The right max-active depends on Redis server capacity and application concurrency. Start with 16 and adjust based on redis.commands.pending (Micrometer metric) — sustained pending commands indicate pool exhaustion.
Monitoring Redis performance
Micrometer auto-configures Redis metrics when Spring Boot Actuator is present:
redis.commands.command.count{command="GET"} — command throughput
redis.commands.command.latency.percentile{command="GET", quantile="0.99"} — p99 command latency
spring.cache.gets{name="products", result="miss"} — application-level cache miss rate
spring.cache.gets{name="products", result="hit"} — application-level cache hit rate
Redis's own INFO command provides cluster-level metrics:
redis-cli INFO stats | grep -E "instantaneous_ops_per_sec|keyspace_hits|keyspace_misses"

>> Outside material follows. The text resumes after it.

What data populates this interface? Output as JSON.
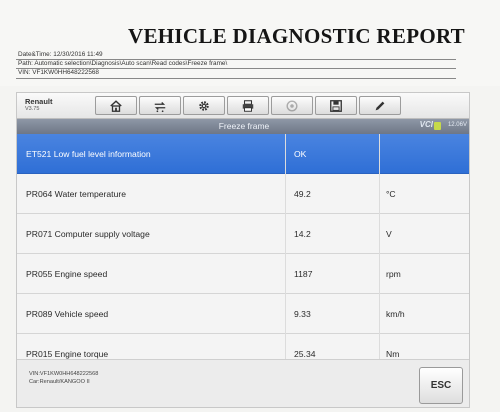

keyspace_hits / (keyspace_hits + keyspace_misses) is the Redis-level hit rate. This differs from the application-level hit rate reported by Micrometer — Redis sees all GET commands (including those where the key doesn't exist); Micrometer sees the application's view. Both are useful.
Alert on p99 Redis command latency above 5ms — for local network Redis, latency above 5ms indicates contention, network issues, or slow commands (KEYS, SMEMBERS on large sets, SORT without LIMIT). Alert on keyspace_misses rate increase — a sudden increase in misses indicates cache invalidation or TTL expiry patterns worth investigating.